Minimnya gol bukan karena minimnya intensitas. Kedua tim bermain dengan tempo tinggi, tekel keras, dan tekanan di sepertiga akhir lapangan. Namun disiplin pertahanan dan ketenangan kiper membuat skor 0-0 bertahan hingga menit-menit akhir.
Petaka bagi Portugal datang di injury time babak kedua. Dalam situasi serangan terakhir, Spanyol memanfaatkan kelengahan sesaat lini belakang Portugal. Umpan silang dari sisi kiri disambar dengan first time oleh gelandang yang masuk sebagai pemain pengganti, membuat Diogo Costa tak bisa berbuat banyak. Skor 1-0 untuk Spanyol.

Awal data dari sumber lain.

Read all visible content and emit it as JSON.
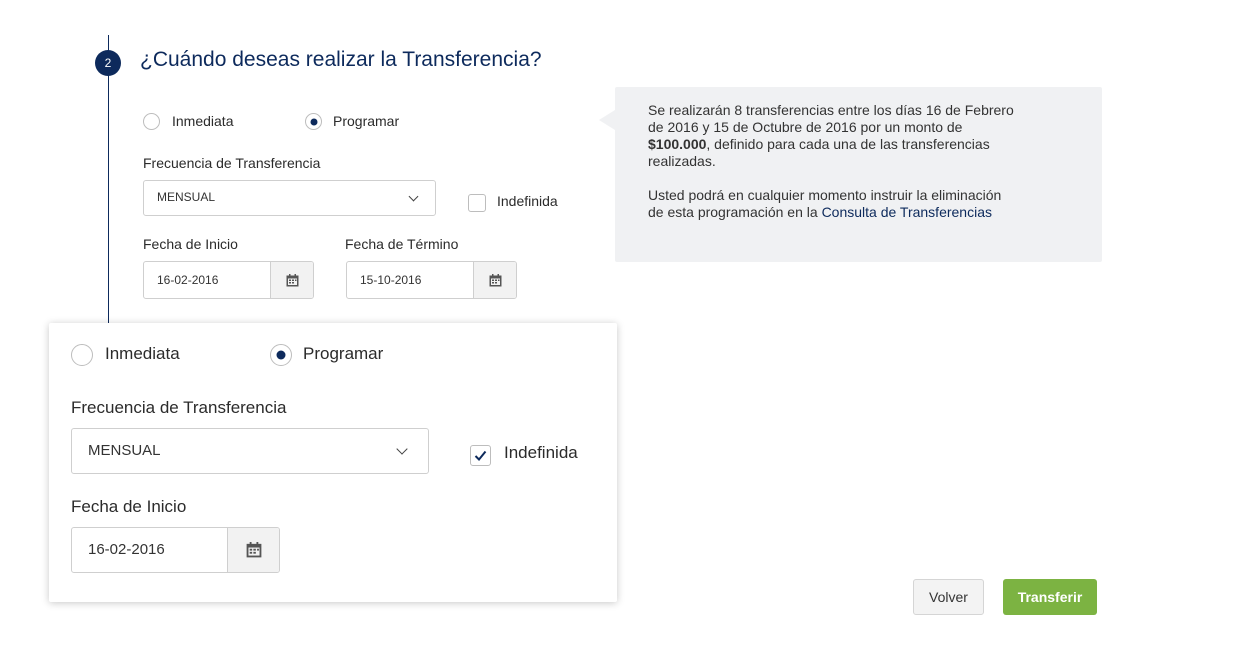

Gol itu seketika memecah kebuntuan dan meruntuhkan mental Portugal. Waktu tersisa terlalu sedikit untuk membalas. Peluit panjang berbunyi, dan Selecao das Quinas harus mengakhiri mimpi di Piala Dunia 2026.
Kekalahan 0-1 jelas menyakitkan, terutama karena terjadi di detik-detik akhir. Namun jika dilihat dari proses pertandingan, Portugal tidak dipermalukan. Mereka mampu mengimbangi Spanyol, tim yang dikenal sebagai penguasa bola di Eropa.
Fakta bahwa Portugal hanya kebobolan satu kali dari lebih dari 600 operan Spanyol sepanjang laga menjadi bukti efektivitas skema Roberto Martinez. Portugal menunjukkan mereka bisa bersaing dengan tim elite, bukan sekadar lolos karena grup mudah.
Kekalahan ini juga membuka catatan evaluasi. Portugal butuh striker murni yang lebih tajam. Ketergantungan pada penyelesaian individu membuat mereka kesulitan saat menghadapi blok pertahanan rapat. Selain itu, kedalaman skuad di lini depan harus ditambah agar tidak kehabisan opsi saat laga berjalan alot.
Bagi Spanyol, kemenangan dramatis ini menjadi modal kepercayaan diri besar menuju perempat final. La Roja membuktikan mereka bisa menang bahkan saat permainan tidak berjalan ideal.
Sementara Portugal pulang lebih cepat dari target. Namun hasil ini bukan kegagalan total. Selecao das Quinas kalah tipis, bermain disiplin, dan hanya tumbang karena satu momen. Itu cukup untuk menyebut mereka layak berada di 16 besar Piala Dunia 2026.
Tugas selanjutnya bagi Federasi Sepak Bola Portugal adalah menjaga kerangka tim ini, menambah ketajaman di lini depan, dan memastikan generasi Bruno Silva, Leao, hingga Diogo Costa bisa melangkah lebih jauh di edisi berikutnya.